- Born: 1 September 1771 Örebro, Sweden
- Died: 8 November 1841 (aged 70) Stockholm, Sweden
- Occupations: Brothel owner, gambler

= Anders Ahrengren =

Swedish brothel owner and gambler

Anders Andersson Ahrengren (1 September 1771 – 8 November 1841) was a Swedish gambler, brothel owner, and infamous figure in Stockholm’s entertainment scene.

== Life ==
Ahrengren was born 1 September 1771 in Örebro, Närke, Sweden, to shoemaker Anders Ahrengren and Brita Stina Almgren.

Ahrengren came to Stockholm at the age of 20, when he was employed as a clerk by a lottery collector. In 1792, he witnessed the assassination of Gustav III at the Royal Opera House.
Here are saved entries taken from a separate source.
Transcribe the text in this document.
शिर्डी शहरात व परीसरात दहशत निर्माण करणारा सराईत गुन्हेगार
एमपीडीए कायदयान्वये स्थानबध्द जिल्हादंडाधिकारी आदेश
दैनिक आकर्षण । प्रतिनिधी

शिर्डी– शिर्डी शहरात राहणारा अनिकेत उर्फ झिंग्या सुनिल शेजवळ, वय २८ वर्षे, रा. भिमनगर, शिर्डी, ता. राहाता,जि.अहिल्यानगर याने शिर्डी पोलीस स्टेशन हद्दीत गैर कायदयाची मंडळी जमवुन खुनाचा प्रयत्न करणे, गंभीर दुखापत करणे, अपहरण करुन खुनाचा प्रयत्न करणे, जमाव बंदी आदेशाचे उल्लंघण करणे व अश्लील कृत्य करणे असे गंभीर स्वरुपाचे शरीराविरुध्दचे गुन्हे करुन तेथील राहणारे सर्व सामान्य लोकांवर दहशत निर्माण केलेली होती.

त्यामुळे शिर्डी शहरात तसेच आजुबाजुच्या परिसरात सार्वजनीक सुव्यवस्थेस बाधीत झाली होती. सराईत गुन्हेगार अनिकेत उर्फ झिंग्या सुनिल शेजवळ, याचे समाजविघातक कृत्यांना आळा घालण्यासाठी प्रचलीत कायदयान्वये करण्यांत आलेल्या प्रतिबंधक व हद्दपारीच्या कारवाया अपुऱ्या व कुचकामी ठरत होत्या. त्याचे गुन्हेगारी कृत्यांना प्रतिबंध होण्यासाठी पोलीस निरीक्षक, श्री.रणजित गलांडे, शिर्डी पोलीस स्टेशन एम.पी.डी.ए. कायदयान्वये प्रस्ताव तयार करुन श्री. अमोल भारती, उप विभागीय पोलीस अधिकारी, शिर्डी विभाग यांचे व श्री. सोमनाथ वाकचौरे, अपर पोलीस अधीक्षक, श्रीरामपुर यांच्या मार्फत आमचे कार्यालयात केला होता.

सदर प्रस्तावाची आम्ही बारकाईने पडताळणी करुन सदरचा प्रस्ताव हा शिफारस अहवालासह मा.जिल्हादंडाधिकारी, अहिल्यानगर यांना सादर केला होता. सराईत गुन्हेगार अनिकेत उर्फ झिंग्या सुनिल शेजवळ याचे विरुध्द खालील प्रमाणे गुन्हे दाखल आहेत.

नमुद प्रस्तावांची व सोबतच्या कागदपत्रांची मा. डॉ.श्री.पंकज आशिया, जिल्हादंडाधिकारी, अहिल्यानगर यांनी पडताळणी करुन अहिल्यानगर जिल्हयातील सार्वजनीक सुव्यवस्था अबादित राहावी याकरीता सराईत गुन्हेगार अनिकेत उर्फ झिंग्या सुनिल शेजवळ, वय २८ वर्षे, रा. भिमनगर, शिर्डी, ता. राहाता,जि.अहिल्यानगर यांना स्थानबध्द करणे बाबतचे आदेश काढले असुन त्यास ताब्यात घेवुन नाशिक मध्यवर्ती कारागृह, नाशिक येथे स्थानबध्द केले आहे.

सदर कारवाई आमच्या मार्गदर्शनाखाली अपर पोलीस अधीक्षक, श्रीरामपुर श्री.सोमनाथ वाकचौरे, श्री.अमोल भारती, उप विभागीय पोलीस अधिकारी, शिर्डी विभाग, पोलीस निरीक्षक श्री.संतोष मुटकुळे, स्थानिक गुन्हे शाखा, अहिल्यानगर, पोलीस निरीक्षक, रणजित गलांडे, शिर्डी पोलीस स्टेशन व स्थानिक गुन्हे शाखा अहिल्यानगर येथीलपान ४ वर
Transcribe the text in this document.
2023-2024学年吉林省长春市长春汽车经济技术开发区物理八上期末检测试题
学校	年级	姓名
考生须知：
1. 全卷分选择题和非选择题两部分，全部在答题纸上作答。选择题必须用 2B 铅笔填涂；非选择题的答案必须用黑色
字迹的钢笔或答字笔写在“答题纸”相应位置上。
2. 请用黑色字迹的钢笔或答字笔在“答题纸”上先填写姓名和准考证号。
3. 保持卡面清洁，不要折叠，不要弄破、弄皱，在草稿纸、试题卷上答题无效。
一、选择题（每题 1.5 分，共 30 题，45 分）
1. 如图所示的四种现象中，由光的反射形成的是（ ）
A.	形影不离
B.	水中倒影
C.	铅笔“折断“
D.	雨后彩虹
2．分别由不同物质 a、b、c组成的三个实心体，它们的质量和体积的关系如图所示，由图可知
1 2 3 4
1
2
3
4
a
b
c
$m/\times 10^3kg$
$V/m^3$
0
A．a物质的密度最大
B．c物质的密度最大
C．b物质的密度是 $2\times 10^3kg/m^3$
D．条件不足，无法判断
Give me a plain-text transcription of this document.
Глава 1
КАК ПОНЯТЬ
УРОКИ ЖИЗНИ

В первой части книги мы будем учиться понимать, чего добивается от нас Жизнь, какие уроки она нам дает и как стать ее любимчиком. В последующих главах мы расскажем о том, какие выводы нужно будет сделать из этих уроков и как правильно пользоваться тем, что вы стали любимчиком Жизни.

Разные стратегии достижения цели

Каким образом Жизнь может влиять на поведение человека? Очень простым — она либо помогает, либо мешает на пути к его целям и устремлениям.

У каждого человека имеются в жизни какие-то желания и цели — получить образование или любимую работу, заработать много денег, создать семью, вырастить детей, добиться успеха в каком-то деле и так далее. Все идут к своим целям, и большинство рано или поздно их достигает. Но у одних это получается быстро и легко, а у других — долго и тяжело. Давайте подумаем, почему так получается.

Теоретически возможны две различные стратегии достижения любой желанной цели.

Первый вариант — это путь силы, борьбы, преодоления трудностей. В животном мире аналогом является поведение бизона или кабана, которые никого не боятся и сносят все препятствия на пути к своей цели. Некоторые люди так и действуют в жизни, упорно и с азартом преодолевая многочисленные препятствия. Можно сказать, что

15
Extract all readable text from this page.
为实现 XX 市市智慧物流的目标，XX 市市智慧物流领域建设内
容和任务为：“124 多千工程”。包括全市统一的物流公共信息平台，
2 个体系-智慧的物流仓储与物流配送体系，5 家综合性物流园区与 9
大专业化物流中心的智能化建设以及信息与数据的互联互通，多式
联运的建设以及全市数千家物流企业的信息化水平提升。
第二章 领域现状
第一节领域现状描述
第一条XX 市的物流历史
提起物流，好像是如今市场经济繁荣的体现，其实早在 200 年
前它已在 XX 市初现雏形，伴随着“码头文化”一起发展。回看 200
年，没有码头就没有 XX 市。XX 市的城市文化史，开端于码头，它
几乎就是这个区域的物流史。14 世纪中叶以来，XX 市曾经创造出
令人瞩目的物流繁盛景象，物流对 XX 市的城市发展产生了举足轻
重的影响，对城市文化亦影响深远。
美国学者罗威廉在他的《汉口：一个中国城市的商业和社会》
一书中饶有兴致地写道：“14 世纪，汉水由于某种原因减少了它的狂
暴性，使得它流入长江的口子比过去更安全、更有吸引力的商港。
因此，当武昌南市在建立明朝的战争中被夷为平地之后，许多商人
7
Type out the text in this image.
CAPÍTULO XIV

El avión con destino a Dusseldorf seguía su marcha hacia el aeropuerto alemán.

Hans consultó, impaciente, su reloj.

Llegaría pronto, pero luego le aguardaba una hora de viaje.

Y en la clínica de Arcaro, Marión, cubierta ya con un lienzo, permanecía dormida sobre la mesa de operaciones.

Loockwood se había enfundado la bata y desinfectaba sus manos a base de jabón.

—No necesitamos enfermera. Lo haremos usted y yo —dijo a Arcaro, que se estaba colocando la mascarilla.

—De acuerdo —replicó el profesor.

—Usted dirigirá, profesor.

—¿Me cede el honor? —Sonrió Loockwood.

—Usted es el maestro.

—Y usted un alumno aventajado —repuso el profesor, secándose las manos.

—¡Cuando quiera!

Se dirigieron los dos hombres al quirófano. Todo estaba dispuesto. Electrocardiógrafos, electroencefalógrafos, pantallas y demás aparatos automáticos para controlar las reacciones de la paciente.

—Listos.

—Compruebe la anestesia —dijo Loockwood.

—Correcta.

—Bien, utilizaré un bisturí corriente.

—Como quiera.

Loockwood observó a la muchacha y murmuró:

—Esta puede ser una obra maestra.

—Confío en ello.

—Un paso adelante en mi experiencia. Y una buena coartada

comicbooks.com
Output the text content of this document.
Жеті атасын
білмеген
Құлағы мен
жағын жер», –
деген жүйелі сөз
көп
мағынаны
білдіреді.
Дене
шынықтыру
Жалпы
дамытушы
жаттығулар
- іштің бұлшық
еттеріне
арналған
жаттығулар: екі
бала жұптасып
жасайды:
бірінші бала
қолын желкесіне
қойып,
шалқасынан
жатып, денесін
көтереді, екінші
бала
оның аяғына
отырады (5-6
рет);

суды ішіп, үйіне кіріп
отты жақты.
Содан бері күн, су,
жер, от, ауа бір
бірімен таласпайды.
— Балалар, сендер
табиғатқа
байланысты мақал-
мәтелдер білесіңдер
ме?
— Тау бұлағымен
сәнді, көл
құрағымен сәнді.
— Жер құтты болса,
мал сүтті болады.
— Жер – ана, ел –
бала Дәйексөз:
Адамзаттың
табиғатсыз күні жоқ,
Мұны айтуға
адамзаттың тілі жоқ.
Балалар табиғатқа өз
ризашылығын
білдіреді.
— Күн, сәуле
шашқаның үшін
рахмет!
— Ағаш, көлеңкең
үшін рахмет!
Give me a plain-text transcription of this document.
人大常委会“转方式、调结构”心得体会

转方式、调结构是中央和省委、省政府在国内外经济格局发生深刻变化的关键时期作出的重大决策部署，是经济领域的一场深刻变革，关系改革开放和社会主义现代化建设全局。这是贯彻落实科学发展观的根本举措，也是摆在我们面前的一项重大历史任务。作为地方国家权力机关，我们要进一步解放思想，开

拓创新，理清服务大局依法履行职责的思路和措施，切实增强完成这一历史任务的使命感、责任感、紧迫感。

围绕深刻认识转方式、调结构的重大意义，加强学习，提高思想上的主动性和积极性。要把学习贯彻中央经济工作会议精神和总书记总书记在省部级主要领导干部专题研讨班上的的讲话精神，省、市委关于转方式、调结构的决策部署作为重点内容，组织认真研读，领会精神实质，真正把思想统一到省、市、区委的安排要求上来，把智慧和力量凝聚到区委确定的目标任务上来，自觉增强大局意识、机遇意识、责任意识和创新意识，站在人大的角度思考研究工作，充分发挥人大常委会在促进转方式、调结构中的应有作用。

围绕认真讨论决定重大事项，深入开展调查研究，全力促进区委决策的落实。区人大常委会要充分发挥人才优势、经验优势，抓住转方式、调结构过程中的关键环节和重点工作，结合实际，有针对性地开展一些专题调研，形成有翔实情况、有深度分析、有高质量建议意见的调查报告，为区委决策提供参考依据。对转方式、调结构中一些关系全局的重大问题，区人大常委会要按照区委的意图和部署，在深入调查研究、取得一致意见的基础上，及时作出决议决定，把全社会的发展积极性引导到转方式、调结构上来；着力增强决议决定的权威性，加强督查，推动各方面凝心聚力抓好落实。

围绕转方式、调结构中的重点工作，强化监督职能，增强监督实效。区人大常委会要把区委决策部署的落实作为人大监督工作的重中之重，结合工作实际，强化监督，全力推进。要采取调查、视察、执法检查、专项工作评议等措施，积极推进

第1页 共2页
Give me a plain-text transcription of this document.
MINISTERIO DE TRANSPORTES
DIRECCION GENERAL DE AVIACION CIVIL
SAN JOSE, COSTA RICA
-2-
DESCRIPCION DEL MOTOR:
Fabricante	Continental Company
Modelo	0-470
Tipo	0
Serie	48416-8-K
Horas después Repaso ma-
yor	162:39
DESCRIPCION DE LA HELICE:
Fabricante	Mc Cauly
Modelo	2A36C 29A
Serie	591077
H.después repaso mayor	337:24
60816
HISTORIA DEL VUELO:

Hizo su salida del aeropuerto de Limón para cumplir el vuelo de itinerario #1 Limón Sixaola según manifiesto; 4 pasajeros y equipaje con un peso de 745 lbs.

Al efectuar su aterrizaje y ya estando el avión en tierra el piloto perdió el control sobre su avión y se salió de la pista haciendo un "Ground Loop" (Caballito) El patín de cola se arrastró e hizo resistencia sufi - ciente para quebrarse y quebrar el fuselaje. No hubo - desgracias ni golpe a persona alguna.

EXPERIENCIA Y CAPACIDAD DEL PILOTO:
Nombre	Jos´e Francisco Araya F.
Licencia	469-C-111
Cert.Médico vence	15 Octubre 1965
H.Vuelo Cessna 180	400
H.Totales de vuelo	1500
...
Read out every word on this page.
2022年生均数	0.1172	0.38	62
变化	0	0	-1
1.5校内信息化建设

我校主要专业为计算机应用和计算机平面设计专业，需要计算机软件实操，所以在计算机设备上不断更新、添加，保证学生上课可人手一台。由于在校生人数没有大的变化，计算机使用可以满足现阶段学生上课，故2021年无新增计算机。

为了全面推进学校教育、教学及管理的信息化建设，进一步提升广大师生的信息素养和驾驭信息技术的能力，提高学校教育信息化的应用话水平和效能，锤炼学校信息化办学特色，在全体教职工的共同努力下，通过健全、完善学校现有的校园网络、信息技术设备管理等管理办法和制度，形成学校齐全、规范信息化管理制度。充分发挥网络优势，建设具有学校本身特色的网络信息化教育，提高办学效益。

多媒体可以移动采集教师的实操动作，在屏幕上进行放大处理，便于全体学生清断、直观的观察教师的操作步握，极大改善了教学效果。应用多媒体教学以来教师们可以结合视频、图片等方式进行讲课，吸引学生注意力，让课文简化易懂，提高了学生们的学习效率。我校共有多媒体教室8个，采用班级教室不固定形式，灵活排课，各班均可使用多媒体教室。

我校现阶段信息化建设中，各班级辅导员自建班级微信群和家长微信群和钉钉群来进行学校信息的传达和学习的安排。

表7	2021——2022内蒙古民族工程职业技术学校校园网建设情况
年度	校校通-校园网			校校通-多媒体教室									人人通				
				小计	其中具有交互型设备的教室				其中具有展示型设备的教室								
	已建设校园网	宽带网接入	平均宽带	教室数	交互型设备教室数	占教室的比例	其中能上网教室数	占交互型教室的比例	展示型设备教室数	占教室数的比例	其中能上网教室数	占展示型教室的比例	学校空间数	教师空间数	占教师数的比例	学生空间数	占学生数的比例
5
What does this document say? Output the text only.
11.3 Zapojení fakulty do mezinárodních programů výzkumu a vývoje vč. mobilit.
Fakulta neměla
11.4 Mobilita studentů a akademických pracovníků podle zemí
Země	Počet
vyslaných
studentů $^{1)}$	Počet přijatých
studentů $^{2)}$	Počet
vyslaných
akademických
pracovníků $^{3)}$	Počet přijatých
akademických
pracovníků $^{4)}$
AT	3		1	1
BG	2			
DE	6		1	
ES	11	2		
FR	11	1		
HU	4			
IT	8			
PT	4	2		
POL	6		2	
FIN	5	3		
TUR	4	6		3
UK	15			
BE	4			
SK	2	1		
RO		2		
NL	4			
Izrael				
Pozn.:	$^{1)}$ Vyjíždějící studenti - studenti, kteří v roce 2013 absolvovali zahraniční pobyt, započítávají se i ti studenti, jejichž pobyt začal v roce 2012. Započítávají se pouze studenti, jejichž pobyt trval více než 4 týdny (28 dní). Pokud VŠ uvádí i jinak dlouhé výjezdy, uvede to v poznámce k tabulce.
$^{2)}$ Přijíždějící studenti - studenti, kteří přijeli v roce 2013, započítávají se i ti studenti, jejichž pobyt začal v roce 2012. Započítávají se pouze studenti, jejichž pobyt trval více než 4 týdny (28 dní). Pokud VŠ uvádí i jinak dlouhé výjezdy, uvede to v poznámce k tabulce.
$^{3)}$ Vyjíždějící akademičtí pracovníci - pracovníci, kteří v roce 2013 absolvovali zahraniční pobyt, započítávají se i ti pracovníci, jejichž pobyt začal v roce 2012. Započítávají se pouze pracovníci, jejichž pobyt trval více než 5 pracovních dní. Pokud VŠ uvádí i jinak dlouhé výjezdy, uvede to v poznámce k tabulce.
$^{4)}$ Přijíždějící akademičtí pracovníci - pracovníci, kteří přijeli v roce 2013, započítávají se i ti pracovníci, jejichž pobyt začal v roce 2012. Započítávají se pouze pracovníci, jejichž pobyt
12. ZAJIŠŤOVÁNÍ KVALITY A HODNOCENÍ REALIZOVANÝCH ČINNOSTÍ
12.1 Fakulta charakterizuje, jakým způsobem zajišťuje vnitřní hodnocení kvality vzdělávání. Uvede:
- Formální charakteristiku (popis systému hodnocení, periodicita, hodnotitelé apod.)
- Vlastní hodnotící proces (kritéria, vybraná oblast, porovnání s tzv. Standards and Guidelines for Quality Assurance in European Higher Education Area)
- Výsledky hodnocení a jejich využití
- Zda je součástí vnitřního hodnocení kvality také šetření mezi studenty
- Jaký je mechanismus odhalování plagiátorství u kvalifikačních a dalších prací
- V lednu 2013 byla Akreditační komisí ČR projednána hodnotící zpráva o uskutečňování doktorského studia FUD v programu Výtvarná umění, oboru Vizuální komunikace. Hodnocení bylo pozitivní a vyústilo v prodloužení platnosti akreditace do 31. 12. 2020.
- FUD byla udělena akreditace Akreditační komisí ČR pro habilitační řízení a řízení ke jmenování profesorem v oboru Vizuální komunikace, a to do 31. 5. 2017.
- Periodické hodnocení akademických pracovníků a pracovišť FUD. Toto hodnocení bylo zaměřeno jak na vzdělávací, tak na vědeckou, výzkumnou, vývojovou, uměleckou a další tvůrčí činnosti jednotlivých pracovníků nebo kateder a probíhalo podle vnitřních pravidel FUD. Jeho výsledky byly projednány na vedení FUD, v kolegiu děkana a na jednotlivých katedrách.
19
Through this, he became acquainted with the Italian who owned the gaming house on Stora Nygatan. Ahrengren later took over the gambling house, which he moved to Storkyrkobrinken. After some time, fortune turned against him, and during the parliamentary sessions of the 1820s he lost considerable sums through gambling, which in 1830 forced him to sell his house on Norra Smedjegatan.

At an auction following the death of Sparrman, Ahrengren acquired the skull of René Descartes. Some years later, Berzelius persuaded him of the importance of returning the skull to France and bought it back from Ahrengren for the same sum he had originally paid.

Ahrengren died on 8 November 1841, and according to legend, his ghost is said to haunt the cemetery at the St. John's Church.